Tay Zonday, well known for his YouTube hit “Chocolate Rain”, stated that it does not matter how many social networking sites an artist uses, as long as the brand is consistent. One should use the same URL or “name” for all sites, to prevent confusion and provide cohesion.

Laura Roppé, a songwriter and artist, offered valuable advice for those artists hoping to use webpages to promote their brand. “Never be held hostage to a webmaster,” said Roppe. “You should always be in control of your own content."

Roy Elkins, founder and CEO of Broadjam Inc., provided helpful hints for an effective website. From his experience, sites with basic colors and menus at the side of the page instead of the top, provide easy navigation for visitors. “Content should be the driver of all sites,” said Elkins. “Don’t let the site get in the way of the content.”

Other helpful topics covered by the panel included the importance of newsletters and forming personal relationships with fans.

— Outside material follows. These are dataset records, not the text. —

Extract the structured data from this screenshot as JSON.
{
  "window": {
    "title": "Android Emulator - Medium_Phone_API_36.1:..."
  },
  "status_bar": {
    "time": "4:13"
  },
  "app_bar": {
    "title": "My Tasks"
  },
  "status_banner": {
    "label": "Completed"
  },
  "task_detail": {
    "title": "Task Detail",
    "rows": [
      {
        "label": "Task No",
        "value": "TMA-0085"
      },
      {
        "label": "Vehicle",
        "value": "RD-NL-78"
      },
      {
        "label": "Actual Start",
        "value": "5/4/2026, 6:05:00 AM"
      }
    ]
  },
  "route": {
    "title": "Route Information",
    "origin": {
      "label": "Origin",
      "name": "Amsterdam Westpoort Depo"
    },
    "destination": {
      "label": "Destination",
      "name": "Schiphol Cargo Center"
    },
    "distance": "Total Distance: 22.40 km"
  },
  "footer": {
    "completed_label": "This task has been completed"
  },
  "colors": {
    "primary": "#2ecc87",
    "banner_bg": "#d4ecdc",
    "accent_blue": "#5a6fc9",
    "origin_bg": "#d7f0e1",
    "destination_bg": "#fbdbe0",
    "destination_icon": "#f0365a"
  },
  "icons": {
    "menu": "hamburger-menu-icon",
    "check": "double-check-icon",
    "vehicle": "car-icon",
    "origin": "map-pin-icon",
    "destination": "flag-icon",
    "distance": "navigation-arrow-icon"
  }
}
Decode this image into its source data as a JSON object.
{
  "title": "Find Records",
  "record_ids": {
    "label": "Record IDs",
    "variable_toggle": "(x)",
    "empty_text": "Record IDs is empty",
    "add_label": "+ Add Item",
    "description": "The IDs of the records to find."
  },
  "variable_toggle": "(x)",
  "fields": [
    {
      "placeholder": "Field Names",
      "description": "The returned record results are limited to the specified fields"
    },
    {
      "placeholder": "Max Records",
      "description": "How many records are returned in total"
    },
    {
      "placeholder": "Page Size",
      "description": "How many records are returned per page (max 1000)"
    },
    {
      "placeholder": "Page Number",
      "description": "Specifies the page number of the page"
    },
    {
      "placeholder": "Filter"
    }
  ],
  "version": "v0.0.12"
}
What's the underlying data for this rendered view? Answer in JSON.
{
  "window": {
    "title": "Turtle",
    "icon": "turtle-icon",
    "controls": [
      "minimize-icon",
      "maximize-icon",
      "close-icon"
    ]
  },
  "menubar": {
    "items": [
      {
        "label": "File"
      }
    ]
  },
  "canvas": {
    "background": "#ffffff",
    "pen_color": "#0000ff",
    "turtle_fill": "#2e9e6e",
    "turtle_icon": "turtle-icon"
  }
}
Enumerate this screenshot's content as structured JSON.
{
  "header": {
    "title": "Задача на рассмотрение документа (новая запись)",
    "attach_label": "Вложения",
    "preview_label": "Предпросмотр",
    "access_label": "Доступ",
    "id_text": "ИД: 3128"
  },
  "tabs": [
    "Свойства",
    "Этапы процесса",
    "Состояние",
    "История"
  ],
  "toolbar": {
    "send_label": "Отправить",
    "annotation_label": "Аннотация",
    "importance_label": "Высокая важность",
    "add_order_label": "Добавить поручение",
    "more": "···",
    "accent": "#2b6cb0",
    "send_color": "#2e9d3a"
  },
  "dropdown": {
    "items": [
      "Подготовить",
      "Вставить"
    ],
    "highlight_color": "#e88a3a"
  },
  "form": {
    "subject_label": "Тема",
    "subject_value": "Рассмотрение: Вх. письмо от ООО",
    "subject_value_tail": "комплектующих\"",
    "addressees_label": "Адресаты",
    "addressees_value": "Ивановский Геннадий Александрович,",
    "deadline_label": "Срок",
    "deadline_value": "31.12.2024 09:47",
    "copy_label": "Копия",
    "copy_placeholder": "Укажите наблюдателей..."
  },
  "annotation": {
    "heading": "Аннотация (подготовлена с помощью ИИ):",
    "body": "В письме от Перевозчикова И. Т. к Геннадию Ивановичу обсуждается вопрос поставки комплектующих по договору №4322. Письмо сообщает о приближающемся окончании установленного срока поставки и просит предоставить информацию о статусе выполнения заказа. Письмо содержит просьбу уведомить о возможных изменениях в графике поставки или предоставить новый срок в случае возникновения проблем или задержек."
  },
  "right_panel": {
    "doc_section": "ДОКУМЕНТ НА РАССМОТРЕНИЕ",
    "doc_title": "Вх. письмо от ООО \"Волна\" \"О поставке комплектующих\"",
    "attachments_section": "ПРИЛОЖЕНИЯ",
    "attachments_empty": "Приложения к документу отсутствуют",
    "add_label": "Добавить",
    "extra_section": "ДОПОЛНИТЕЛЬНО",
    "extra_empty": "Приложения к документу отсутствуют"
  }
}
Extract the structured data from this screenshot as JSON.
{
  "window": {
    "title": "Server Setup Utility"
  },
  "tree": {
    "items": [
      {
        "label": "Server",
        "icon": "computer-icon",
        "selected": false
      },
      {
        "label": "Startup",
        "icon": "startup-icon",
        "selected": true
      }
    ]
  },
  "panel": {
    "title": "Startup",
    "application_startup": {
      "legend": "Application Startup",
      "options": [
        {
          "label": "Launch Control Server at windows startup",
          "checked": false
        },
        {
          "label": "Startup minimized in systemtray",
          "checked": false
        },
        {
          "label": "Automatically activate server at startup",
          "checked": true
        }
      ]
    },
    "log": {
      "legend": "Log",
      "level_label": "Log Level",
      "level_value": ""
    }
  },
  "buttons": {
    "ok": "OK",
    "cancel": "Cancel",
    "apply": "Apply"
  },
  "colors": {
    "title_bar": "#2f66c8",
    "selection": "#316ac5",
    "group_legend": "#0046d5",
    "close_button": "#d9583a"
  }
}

According to Hyatt, 30 percent of all the money artists receive yearly originated from a newsletter, especially among artists with the bulk of their fans in the 18-24 year age category. A prime time to send newsletters through e-mail is weekends; although users will unsubscribe at a higher rate on weekends, they will also respond at a higher rate.

Finally, building relationships with fans is the key to building a successful career. It is equally important to reach out to fans and show them a bit of your personality as it is to promote a new album or single. “Artists should always be asking ‘how can I help,” said Hyatt. “Instead of worrying about getting to 110 million, worry about forming a relationship with ten.”